I confess that I pulled a dozen short stories out of the archives during the isolation period and began working on them in earnest.

The second and concluding book of My Favorite Thing Is Monsters ended up being longer than the first book, and yet I felt that I still wanted to explore Karen’s world and other unrelated worlds as well. However, drawing all that discovery was really tricky. There wasn’t the requisite time (because I was working on Bk. 2), and (since I’m still dealing with the damage to my drawing hand from West Nile Virus paralysis) I didn’t have the strength or endurance in my hand to “draw” that exploration out of myself.

So perhaps—after all these years of drawing with as much…intensity as I could summon—I rediscovered that I’m also a textual writer. That isn’t a bad thing, although the part of me that CRAVES to draw the things I write about is more satisfied by creating illustrated stories. I’m hopeful that my fans will find that my illustrated stories are enough for them.

They’re not sequential, so they’re not graphic novels or comics. They hearken to my first experience of literature, which was my New Mexico abuela sending me installment volumes (one by one) of her antique Dickens collection. Each was expertly illustrated, and this began my love of illustrated text.

Really, I do have to say this—in all sincerity and admittedly knowing that librarians will be reading this—handing books to children is a saintly pursuit, closely akin to feeding them or handing them a lamp that not only will never be extinguished but will expand its illumination far beyond the child receiving it. Books are always a fork in the road. They change lives forever, and librarians hold this sacred and magical power in their blessed hands.

What did you learn from working on this project that you wish you had known at the beginning?

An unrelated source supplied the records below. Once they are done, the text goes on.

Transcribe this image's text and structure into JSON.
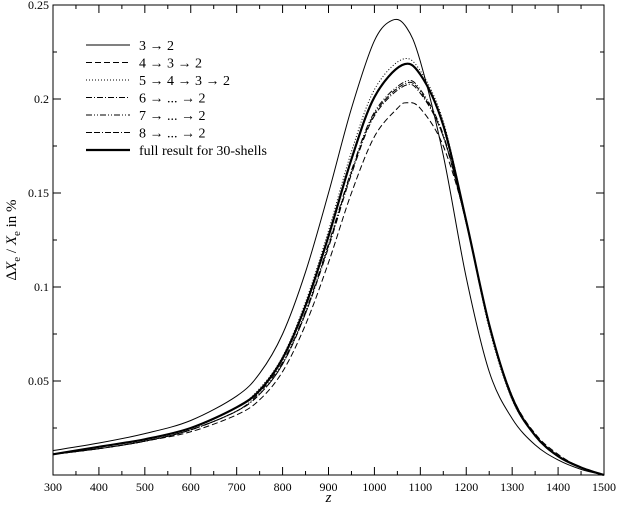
{
  "chart_data": {
    "type": "line",
    "xlabel": "z",
    "ylabel": "ΔX_e / X_e in %",
    "ylabel_parts": {
      "delta": "Δ",
      "x1": "X",
      "sub1": "e",
      "slash": " / ",
      "x2": "X",
      "sub2": "e",
      "suffix": " in %"
    },
    "xlim": [
      300,
      1500
    ],
    "ylim": [
      0,
      0.25
    ],
    "xticks": [
      300,
      400,
      500,
      600,
      700,
      800,
      900,
      1000,
      1100,
      1200,
      1300,
      1400,
      1500
    ],
    "yticks": [
      0.05,
      0.1,
      0.15,
      0.2,
      0.25
    ],
    "ytick_labels": [
      "0.05",
      "0.1",
      "0.15",
      "0.2",
      "0.25"
    ],
    "grid": false,
    "legend_position": "top-left",
    "series": [
      {
        "name": "3 → 2",
        "style": "solid",
        "x": [
          300,
          400,
          500,
          600,
          700,
          750,
          800,
          850,
          900,
          950,
          1000,
          1040,
          1070,
          1100,
          1150,
          1200,
          1250,
          1300,
          1350,
          1400,
          1450,
          1500
        ],
        "y": [
          0.013,
          0.017,
          0.022,
          0.029,
          0.042,
          0.054,
          0.075,
          0.108,
          0.15,
          0.195,
          0.231,
          0.242,
          0.238,
          0.22,
          0.17,
          0.105,
          0.055,
          0.03,
          0.016,
          0.008,
          0.003,
          0.0
        ]
      },
      {
        "name": "4 → 3 → 2",
        "style": "dashed",
        "x": [
          300,
          400,
          500,
          600,
          700,
          750,
          800,
          850,
          900,
          950,
          1000,
          1050,
          1070,
          1100,
          1150,
          1200,
          1250,
          1300,
          1350,
          1400,
          1450,
          1500
        ],
        "y": [
          0.011,
          0.014,
          0.018,
          0.023,
          0.032,
          0.04,
          0.055,
          0.08,
          0.113,
          0.15,
          0.18,
          0.195,
          0.198,
          0.195,
          0.175,
          0.135,
          0.08,
          0.042,
          0.022,
          0.011,
          0.004,
          0.0
        ]
      },
      {
        "name": "5 → 4 → 3 → 2",
        "style": "dotted",
        "x": [
          300,
          400,
          500,
          600,
          700,
          750,
          800,
          850,
          900,
          950,
          1000,
          1060,
          1100,
          1150,
          1200,
          1250,
          1300,
          1350,
          1400,
          1450,
          1500
        ],
        "y": [
          0.011,
          0.015,
          0.019,
          0.025,
          0.036,
          0.046,
          0.063,
          0.092,
          0.13,
          0.172,
          0.205,
          0.221,
          0.215,
          0.188,
          0.135,
          0.078,
          0.04,
          0.021,
          0.01,
          0.004,
          0.0
        ]
      },
      {
        "name": "6 → ... → 2",
        "style": "dashdot",
        "x": [
          300,
          400,
          500,
          600,
          700,
          750,
          800,
          850,
          900,
          950,
          1000,
          1065,
          1100,
          1150,
          1200,
          1250,
          1300,
          1350,
          1400,
          1450,
          1500
        ],
        "y": [
          0.011,
          0.014,
          0.018,
          0.024,
          0.034,
          0.043,
          0.059,
          0.086,
          0.121,
          0.16,
          0.191,
          0.207,
          0.203,
          0.18,
          0.134,
          0.08,
          0.042,
          0.021,
          0.01,
          0.004,
          0.0
        ]
      },
      {
        "name": "7 → ... → 2",
        "style": "dashdotdot",
        "x": [
          300,
          400,
          500,
          600,
          700,
          750,
          800,
          850,
          900,
          950,
          1000,
          1065,
          1100,
          1150,
          1200,
          1250,
          1300,
          1350,
          1400,
          1450,
          1500
        ],
        "y": [
          0.011,
          0.014,
          0.018,
          0.024,
          0.034,
          0.044,
          0.06,
          0.087,
          0.123,
          0.162,
          0.193,
          0.209,
          0.205,
          0.181,
          0.134,
          0.08,
          0.042,
          0.021,
          0.01,
          0.004,
          0.0
        ]
      },
      {
        "name": "8 → ... → 2",
        "style": "dashdashdot",
        "x": [
          300,
          400,
          500,
          600,
          700,
          750,
          800,
          850,
          900,
          950,
          1000,
          1065,
          1100,
          1150,
          1200,
          1250,
          1300,
          1350,
          1400,
          1450,
          1500
        ],
        "y": [
          0.011,
          0.014,
          0.018,
          0.024,
          0.034,
          0.043,
          0.059,
          0.086,
          0.122,
          0.161,
          0.192,
          0.208,
          0.204,
          0.18,
          0.134,
          0.08,
          0.042,
          0.021,
          0.01,
          0.004,
          0.0
        ]
      },
      {
        "name": "full result for 30-shells",
        "style": "thick",
        "x": [
          300,
          400,
          500,
          600,
          700,
          750,
          800,
          850,
          900,
          950,
          1000,
          1060,
          1100,
          1150,
          1200,
          1250,
          1300,
          1350,
          1400,
          1450,
          1500
        ],
        "y": [
          0.011,
          0.015,
          0.019,
          0.025,
          0.036,
          0.045,
          0.062,
          0.09,
          0.127,
          0.168,
          0.201,
          0.218,
          0.213,
          0.186,
          0.135,
          0.08,
          0.041,
          0.021,
          0.01,
          0.004,
          0.0
        ]
      }
    ]
  }
}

I wish I had known that “imperfection is necessary to wholeness.” That is part of a phrase borrowed (and maybe paraphrased) from a statement made by Carl Jung. I think fear of our own imperfection stops a lot of us from writing and finishing things, but if one just accepts that imperfection is necessary—even desirable—to “wholeness,” well, I think that is perhaps the right way to think. Especially NOW. That mindset is especially important when we’re faced by the looming threat of what we’re being told are “intelligences” with greater scope than our own. I don’t believe that though. That is like being told that master thieves are superior to hard-working citizens simply because they can own (via theft) more resources than laborers can own.

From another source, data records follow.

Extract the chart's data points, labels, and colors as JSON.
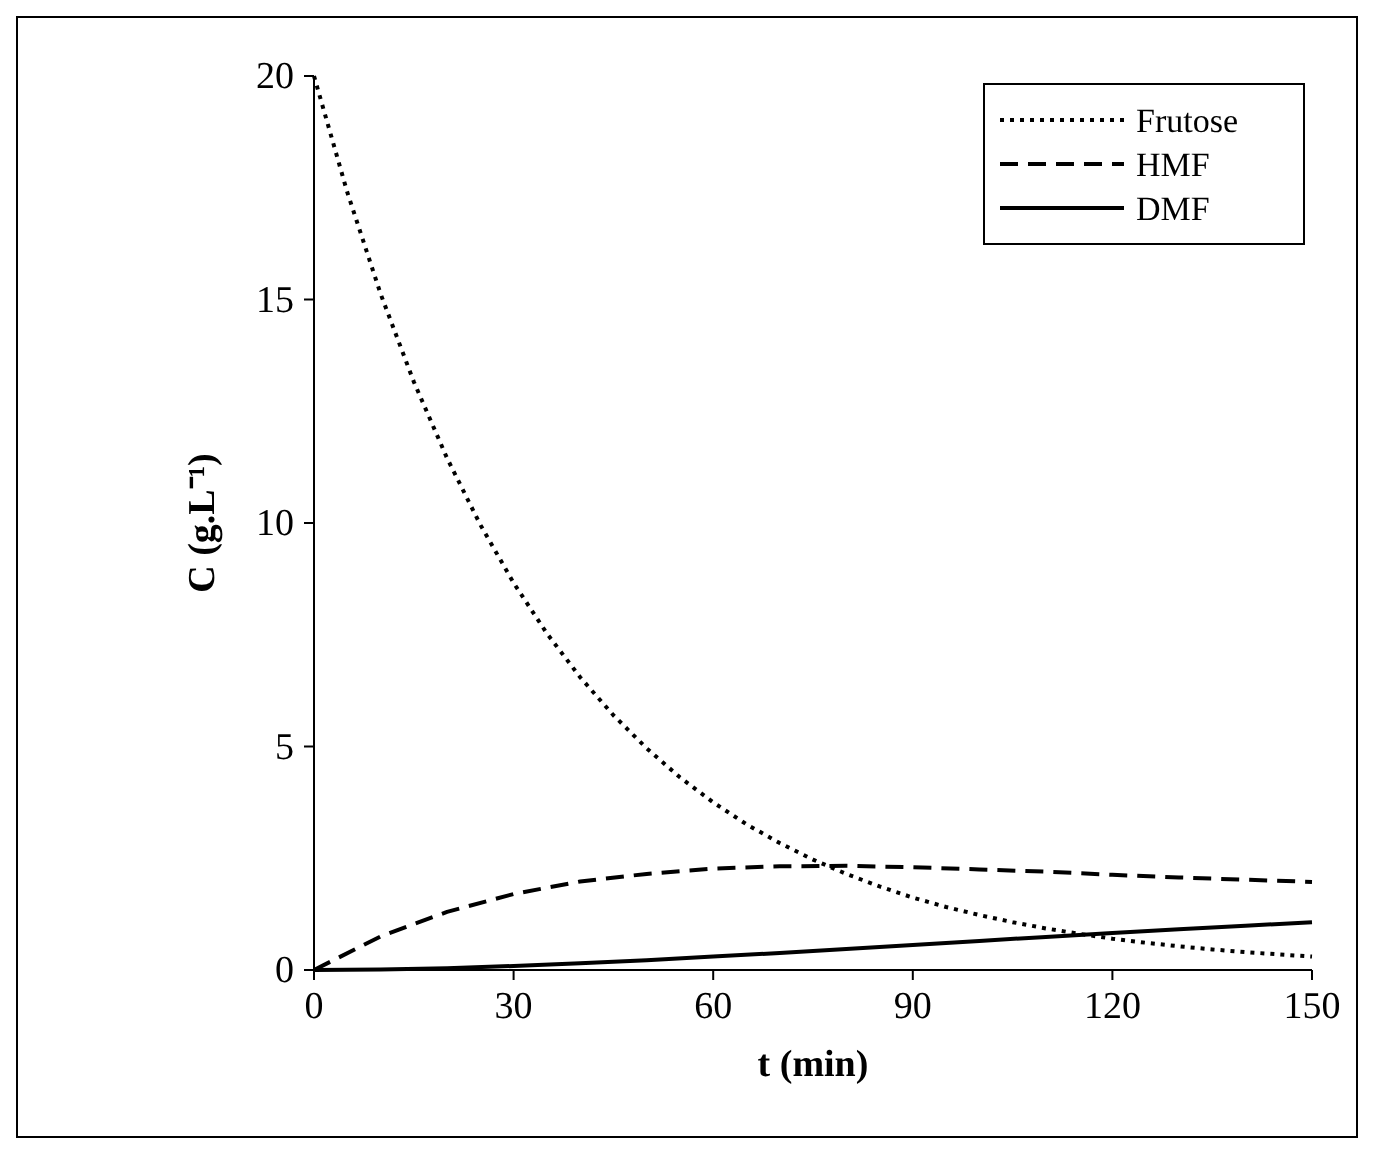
{
  "chart_data": {
    "type": "line",
    "xlabel": "t (min)",
    "ylabel": "C (g.L⁻¹)",
    "xlim": [
      0,
      150
    ],
    "ylim": [
      0,
      20
    ],
    "xticks": [
      0,
      30,
      60,
      90,
      120,
      150
    ],
    "yticks": [
      0,
      5,
      10,
      15,
      20
    ],
    "grid": false,
    "legend": "top right",
    "series": [
      {
        "name": "Frutose",
        "color": "#000000",
        "line_style": "dotted",
        "x": [
          0,
          5,
          10,
          15,
          20,
          25,
          30,
          35,
          40,
          45,
          50,
          55,
          60,
          65,
          70,
          75,
          80,
          85,
          90,
          95,
          100,
          105,
          110,
          115,
          120,
          125,
          130,
          135,
          140,
          145,
          150
        ],
        "values": [
          20,
          17.4,
          15.13,
          13.16,
          11.45,
          9.96,
          8.66,
          7.53,
          6.55,
          5.7,
          4.96,
          4.31,
          3.75,
          3.26,
          2.84,
          2.47,
          2.15,
          1.87,
          1.62,
          1.41,
          1.23,
          1.07,
          0.93,
          0.81,
          0.7,
          0.61,
          0.53,
          0.46,
          0.4,
          0.35,
          0.3
        ]
      },
      {
        "name": "HMF",
        "color": "#000000",
        "line_style": "dashed",
        "x": [
          0,
          10,
          20,
          30,
          40,
          50,
          60,
          70,
          80,
          90,
          100,
          110,
          120,
          130,
          140,
          150
        ],
        "values": [
          0,
          0.75,
          1.3,
          1.7,
          1.98,
          2.15,
          2.27,
          2.32,
          2.33,
          2.3,
          2.25,
          2.2,
          2.13,
          2.07,
          2.02,
          1.97
        ]
      },
      {
        "name": "DMF",
        "color": "#000000",
        "line_style": "solid",
        "x": [
          0,
          10,
          20,
          30,
          40,
          50,
          60,
          70,
          80,
          90,
          100,
          110,
          120,
          130,
          140,
          150
        ],
        "values": [
          0,
          0.01,
          0.04,
          0.09,
          0.15,
          0.22,
          0.3,
          0.38,
          0.47,
          0.56,
          0.65,
          0.74,
          0.83,
          0.91,
          0.99,
          1.07
        ]
      }
    ]
  }
}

Much of your book is told through visual montages where various illustration styles and storytelling techniques appear side by side. How do you go about planning these pages? Do you write a script before you begin drawing?

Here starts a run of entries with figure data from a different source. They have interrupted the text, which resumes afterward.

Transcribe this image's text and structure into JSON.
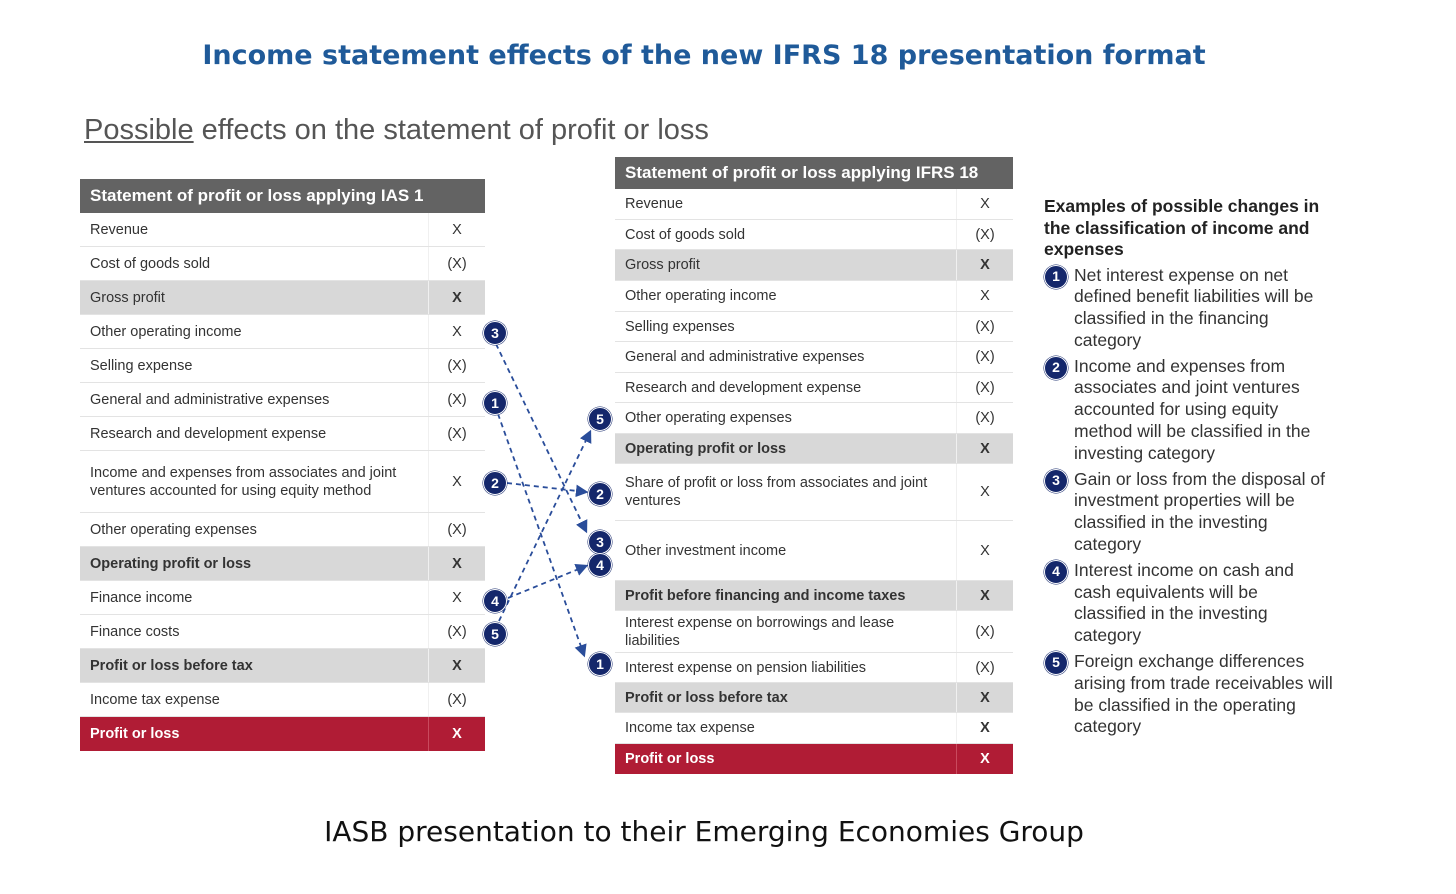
{
  "main_title": "Income statement effects of the new IFRS 18 presentation format",
  "subtitle_underlined": "Possible",
  "subtitle_rest": " effects on the statement of profit or loss",
  "footer": "IASB presentation to their Emerging Economies Group",
  "ias1": {
    "header": "Statement of profit or loss applying IAS 1",
    "rows": [
      {
        "label": "Revenue",
        "value": "X"
      },
      {
        "label": "Cost of goods sold",
        "value": "(X)"
      },
      {
        "label": "Gross profit",
        "value": "X"
      },
      {
        "label": "Other operating income",
        "value": "X"
      },
      {
        "label": "Selling expense",
        "value": "(X)"
      },
      {
        "label": "General and administrative expenses",
        "value": "(X)"
      },
      {
        "label": "Research and development expense",
        "value": "(X)"
      },
      {
        "label": "Income and expenses from associates and joint ventures accounted for using equity method",
        "value": "X"
      },
      {
        "label": "Other operating expenses",
        "value": "(X)"
      },
      {
        "label": "Operating profit or loss",
        "value": "X"
      },
      {
        "label": "Finance income",
        "value": "X"
      },
      {
        "label": "Finance costs",
        "value": "(X)"
      },
      {
        "label": "Profit or loss before tax",
        "value": "X"
      },
      {
        "label": "Income tax expense",
        "value": "(X)"
      },
      {
        "label": "Profit or loss",
        "value": "X"
      }
    ]
  },
  "ifrs18": {
    "header": "Statement of profit or loss applying IFRS 18",
    "rows": [
      {
        "label": "Revenue",
        "value": "X"
      },
      {
        "label": "Cost of goods sold",
        "value": "(X)"
      },
      {
        "label": "Gross profit",
        "value": "X"
      },
      {
        "label": "Other operating income",
        "value": "X"
      },
      {
        "label": "Selling expenses",
        "value": "(X)"
      },
      {
        "label": "General and administrative expenses",
        "value": "(X)"
      },
      {
        "label": "Research and development expense",
        "value": "(X)"
      },
      {
        "label": "Other operating expenses",
        "value": "(X)"
      },
      {
        "label": "Operating profit or loss",
        "value": "X"
      },
      {
        "label": "Share of profit or loss from associates and joint ventures",
        "value": "X"
      },
      {
        "label": "Other investment income",
        "value": "X"
      },
      {
        "label": "Profit before financing and income taxes",
        "value": "X"
      },
      {
        "label": "Interest expense on borrowings and lease liabilities",
        "value": "(X)"
      },
      {
        "label": "Interest expense on pension liabilities",
        "value": "(X)"
      },
      {
        "label": "Profit or loss before tax",
        "value": "X"
      },
      {
        "label": "Income tax expense",
        "value": "X"
      },
      {
        "label": "Profit or loss",
        "value": "X"
      }
    ]
  },
  "badges": {
    "b1": "1",
    "b2": "2",
    "b3": "3",
    "b4": "4",
    "b5": "5"
  },
  "examples": {
    "title": "Examples of possible changes in the classification of income and expenses",
    "items": [
      {
        "num": "1",
        "text": "Net interest expense on net defined benefit liabilities will be classified in the financing category"
      },
      {
        "num": "2",
        "text": "Income and expenses from associates and joint ventures accounted for using equity method will be classified in the investing category"
      },
      {
        "num": "3",
        "text": "Gain or loss from the disposal of investment properties will be classified in the investing category"
      },
      {
        "num": "4",
        "text": "Interest income on cash and cash equivalents will be classified in the investing category"
      },
      {
        "num": "5",
        "text": "Foreign exchange differences arising from trade receivables will be classified in the operating category"
      }
    ]
  },
  "colors": {
    "title": "#1f5a99",
    "header": "#636363",
    "shaded": "#d8d8d8",
    "profit_red": "#b01c35",
    "badge": "#14276b",
    "arrow": "#2a4d9a"
  }
}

No, in order to preserve the diaristic feeling, things must sort of have their own system of “revelation.” This is much as it is in dreams. I don’t generally know how I’ll get where I want to go, and that destination often changes. I let the characters tell me things.

How does the completed story compare to what you envisioned when you first began the project? Does anything about the final product surprise you?

I really wasn’t expecting there to be so many dreams in the second book, but during COVID, I realized how closely I was recording my dreams into a journal of drawings, and I realized I’d always done that, even when I was a kid.

Are there any graphic novels or graphic novelists you find particularly inspiring?

There are so many that to mention any I would be leaving a few ones out and will be hitting myself in the head with remorse when this is printed. You know, people making graphic novels amaze me. There is just so much talent out there. There are some truly wonderful young artists, and there are a lot of people like me who are older folks who have finally just taken their light from out of the place they’ve been hiding it. I especially love these folks. They give hope to the younger ones. The long way home is also a way home. Don’t worry. Don’t feel you have to get it all done by the time you are 22. Imagine the world sorting itself out and giving you the time you need to say what you must say and just—no matter what—please keep going!